Reputation: 863
I cannot for the life of me figure out where the simple error is in my for loop to perform the same analyses over multiple data frames and output each iteration's new data frame utilizing the variable used along with extra string to identify the new data frame.
Here is my code:
john
and jane
are 2 data frames among many I am hoping to loop over and compare to bcm
to find duplicate results in rows.
x <- list(john,jane)
for (i in x) {
test <- rbind(bcm,i)
test$dups <- duplicated(test$Full.Name,fromLast=T)
test$dups2 <- duplicated(test$Full.Name)
test <- test[which(test$dups==T | test$dups2==T),]
newname <- paste("dupl",i,sep=".")
assign(newname, test)
}
Thus far, I can either get the naming to work correctly without including the x
data or the loop to complete correctly without naming the new data frames correctly.
Intended Result: I am hoping to create new data frames dupl.john
and dupl.jane
to show which rows are duplicated in comparison to bcm
.
I understand that lapply()
might be better to use and am very open to that form of solution. I could not figure out how to use it to solve my problem, so I turned to the more familiar for loop.
EDIT:
Sorry if I'm not being more clear. I have about 13 data frames in total that I want to run the same analysis over to find the duplicate rows in $Full.Name
. I could do the first 4 lines of my loop and then dupl.john <- test
13 times (for each data frame), but I am purposely trying to write a for loop or lapply()

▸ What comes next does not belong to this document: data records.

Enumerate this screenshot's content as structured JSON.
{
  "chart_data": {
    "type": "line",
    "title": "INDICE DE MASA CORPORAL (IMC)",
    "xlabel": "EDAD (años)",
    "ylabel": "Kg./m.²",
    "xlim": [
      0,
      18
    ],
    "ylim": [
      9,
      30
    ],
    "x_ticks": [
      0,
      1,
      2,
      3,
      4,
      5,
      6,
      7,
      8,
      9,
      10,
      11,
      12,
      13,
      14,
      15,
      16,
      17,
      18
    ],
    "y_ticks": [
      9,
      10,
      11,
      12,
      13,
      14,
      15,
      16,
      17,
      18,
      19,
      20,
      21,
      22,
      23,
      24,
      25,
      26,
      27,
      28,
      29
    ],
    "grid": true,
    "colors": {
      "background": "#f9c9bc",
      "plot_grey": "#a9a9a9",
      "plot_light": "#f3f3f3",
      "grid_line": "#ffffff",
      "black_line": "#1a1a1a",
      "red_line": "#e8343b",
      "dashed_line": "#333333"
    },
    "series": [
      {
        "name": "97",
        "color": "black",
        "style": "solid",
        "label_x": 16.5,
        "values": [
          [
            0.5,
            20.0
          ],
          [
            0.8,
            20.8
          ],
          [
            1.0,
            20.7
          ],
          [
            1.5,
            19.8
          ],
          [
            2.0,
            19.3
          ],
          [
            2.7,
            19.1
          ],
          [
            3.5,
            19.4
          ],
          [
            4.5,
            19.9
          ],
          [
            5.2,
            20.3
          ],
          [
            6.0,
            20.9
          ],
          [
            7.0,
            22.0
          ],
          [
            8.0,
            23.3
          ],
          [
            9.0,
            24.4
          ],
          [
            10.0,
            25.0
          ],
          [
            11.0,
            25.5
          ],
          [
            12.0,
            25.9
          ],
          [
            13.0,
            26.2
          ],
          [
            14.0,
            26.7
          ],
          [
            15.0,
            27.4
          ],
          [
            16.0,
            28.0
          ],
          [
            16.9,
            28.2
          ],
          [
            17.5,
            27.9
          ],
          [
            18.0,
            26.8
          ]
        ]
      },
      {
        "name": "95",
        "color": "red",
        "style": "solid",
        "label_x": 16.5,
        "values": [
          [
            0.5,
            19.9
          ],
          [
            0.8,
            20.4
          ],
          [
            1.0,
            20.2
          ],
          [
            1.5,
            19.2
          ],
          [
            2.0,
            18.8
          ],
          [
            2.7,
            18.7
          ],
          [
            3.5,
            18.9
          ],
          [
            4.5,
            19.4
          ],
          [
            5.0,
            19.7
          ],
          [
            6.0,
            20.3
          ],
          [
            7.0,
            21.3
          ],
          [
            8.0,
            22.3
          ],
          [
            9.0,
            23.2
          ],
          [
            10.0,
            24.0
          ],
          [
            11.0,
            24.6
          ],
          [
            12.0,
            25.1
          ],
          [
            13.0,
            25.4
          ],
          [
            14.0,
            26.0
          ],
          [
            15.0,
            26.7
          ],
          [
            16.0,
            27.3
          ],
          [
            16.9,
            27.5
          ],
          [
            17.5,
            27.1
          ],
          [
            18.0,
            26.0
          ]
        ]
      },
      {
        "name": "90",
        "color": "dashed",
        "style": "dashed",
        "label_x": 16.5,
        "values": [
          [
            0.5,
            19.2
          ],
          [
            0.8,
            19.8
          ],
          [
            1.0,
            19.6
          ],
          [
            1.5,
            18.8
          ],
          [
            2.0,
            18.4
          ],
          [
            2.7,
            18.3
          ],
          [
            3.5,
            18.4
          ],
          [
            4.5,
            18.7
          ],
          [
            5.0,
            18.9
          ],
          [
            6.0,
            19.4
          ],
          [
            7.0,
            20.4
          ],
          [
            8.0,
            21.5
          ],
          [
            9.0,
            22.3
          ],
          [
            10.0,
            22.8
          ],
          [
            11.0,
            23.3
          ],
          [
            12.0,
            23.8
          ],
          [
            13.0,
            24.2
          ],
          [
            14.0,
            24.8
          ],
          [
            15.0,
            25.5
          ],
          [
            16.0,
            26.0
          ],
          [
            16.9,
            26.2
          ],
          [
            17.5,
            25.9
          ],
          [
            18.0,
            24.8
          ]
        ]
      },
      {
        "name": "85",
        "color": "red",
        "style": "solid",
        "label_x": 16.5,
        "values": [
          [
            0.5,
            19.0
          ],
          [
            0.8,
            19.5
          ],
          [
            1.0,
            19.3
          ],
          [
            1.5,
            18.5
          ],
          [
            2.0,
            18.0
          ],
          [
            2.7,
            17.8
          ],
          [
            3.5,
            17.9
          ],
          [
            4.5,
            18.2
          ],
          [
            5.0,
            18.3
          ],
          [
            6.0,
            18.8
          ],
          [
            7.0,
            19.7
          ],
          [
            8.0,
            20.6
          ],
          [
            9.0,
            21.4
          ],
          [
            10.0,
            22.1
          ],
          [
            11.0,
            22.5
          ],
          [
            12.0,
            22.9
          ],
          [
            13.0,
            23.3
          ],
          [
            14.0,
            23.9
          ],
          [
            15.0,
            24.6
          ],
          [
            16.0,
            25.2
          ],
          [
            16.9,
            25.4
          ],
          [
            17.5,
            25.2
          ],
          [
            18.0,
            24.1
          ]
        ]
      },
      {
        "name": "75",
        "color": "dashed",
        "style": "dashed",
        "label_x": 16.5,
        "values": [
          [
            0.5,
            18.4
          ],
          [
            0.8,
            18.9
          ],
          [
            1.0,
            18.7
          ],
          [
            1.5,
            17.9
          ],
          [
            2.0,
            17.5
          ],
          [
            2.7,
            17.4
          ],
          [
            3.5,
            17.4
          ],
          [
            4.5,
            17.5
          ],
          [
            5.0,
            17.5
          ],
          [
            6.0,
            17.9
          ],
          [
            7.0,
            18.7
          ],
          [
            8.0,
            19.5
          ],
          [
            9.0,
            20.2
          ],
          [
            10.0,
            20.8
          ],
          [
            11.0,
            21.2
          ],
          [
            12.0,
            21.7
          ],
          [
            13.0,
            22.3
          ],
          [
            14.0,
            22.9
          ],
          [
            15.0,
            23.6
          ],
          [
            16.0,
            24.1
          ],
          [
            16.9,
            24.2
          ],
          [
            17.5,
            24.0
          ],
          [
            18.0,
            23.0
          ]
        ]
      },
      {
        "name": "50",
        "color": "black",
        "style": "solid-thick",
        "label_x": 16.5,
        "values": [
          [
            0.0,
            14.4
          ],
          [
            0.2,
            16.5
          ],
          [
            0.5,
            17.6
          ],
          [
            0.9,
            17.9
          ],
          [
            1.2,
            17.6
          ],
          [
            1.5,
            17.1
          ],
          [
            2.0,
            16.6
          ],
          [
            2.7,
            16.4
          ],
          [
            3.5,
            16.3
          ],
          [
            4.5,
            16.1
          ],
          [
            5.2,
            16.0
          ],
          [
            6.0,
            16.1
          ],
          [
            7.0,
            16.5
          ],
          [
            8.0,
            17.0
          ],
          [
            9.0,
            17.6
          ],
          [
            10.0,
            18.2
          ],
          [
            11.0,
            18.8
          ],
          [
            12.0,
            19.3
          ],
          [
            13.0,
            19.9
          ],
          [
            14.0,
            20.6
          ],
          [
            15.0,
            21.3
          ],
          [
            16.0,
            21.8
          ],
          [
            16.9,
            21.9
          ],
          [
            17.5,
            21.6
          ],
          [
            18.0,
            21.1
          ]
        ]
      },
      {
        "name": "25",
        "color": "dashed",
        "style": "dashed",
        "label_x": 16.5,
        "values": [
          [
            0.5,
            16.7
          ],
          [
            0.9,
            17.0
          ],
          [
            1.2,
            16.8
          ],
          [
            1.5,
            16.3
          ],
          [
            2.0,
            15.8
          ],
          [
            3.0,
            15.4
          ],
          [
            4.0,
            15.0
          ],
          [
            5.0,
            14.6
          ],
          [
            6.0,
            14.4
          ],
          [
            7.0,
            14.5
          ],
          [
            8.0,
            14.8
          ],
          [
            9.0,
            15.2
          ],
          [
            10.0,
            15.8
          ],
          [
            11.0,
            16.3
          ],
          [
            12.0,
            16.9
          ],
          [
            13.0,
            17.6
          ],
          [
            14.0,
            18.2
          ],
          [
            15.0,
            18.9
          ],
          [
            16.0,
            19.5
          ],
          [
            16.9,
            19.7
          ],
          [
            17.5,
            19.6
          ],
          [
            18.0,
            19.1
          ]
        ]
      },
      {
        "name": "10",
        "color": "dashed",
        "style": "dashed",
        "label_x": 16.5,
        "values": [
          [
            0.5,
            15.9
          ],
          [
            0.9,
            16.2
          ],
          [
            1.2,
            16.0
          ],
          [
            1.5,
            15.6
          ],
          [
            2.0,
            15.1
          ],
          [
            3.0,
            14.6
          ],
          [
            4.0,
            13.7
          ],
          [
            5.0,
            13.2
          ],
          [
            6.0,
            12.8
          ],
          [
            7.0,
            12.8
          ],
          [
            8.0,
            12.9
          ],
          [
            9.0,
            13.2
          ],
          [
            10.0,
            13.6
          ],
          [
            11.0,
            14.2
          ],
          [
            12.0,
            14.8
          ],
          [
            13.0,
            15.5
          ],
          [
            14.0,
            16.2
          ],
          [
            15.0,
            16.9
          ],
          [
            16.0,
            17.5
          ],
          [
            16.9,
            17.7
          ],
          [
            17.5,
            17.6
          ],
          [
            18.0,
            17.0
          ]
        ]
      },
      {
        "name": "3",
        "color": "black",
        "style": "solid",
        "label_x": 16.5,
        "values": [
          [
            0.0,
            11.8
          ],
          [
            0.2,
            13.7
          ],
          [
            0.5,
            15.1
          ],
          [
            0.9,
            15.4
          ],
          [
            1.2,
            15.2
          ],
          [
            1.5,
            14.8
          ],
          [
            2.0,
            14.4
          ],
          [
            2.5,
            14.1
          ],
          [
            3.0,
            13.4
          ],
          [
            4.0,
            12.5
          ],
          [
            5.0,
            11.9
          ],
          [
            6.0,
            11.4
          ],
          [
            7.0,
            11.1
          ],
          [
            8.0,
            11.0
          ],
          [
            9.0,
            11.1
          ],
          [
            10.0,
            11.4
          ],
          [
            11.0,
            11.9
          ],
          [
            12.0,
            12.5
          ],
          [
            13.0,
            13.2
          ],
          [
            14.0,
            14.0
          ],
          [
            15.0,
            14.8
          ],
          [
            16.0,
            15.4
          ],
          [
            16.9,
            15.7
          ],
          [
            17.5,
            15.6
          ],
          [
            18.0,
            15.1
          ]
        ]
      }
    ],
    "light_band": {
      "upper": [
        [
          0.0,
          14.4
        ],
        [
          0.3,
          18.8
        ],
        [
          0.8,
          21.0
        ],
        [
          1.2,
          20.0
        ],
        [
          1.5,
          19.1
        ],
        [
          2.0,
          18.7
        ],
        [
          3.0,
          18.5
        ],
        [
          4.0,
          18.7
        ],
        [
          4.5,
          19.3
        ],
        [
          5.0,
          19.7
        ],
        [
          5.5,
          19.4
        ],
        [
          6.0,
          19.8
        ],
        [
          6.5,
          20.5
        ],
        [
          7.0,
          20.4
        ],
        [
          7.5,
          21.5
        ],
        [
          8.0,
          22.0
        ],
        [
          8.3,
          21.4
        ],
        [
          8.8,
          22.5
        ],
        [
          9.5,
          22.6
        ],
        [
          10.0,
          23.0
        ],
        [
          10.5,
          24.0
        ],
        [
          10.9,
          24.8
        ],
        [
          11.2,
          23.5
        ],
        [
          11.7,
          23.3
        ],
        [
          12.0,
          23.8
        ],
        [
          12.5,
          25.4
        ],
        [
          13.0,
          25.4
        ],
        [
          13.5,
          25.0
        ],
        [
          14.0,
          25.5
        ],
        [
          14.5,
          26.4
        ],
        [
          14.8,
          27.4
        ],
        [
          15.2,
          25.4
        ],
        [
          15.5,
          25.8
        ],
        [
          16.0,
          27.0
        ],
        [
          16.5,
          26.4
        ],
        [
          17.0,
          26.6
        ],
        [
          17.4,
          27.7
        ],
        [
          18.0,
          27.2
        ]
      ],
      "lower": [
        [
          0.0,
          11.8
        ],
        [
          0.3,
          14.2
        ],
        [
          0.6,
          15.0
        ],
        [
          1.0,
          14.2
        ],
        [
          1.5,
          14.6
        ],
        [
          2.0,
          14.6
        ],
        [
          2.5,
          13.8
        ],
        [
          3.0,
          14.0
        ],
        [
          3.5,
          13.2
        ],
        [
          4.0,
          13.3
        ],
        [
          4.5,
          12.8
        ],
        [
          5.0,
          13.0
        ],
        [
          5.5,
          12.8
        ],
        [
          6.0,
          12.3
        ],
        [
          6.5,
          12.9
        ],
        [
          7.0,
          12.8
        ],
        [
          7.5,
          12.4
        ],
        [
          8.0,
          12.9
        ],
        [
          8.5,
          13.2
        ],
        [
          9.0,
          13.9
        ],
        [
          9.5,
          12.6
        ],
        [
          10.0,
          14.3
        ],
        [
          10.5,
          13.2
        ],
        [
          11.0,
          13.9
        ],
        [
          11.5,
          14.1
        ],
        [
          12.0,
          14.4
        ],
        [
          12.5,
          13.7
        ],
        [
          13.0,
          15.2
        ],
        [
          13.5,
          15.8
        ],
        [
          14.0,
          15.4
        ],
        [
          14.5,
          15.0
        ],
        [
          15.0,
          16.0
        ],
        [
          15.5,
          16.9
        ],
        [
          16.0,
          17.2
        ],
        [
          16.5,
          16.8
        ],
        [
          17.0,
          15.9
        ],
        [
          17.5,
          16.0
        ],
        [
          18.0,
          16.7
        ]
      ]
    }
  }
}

to gain more knowledge in R and because I'm sure it is more efficient.
Upvotes: 0
Views: 1642
Reputation: 2469
If I understand correctly based on your intended result, maybe using the match_df
could be an option.
library(plyr)
dupl.john <- match_df(john, bcm)
dupl.jane <- match_df(jane, bcm)
dupl.john and dupl.jane will be both data frames and both will have the rows that are in these data frames and bcm. Is this what you are trying to achieve?
EDITED after the first comment
library(plyr)
l <- list(john, jane)
res <- lapply(l, function(x) {match_df(x, bcm, on = "Full.Name")} )
dupl.john <- as.data.frame(res[1])
dupl.jane <- as.data.frame(res[2])
Now, res
will have a list of the data frames with the matches, based on the column "Full.Name".
Upvotes: 1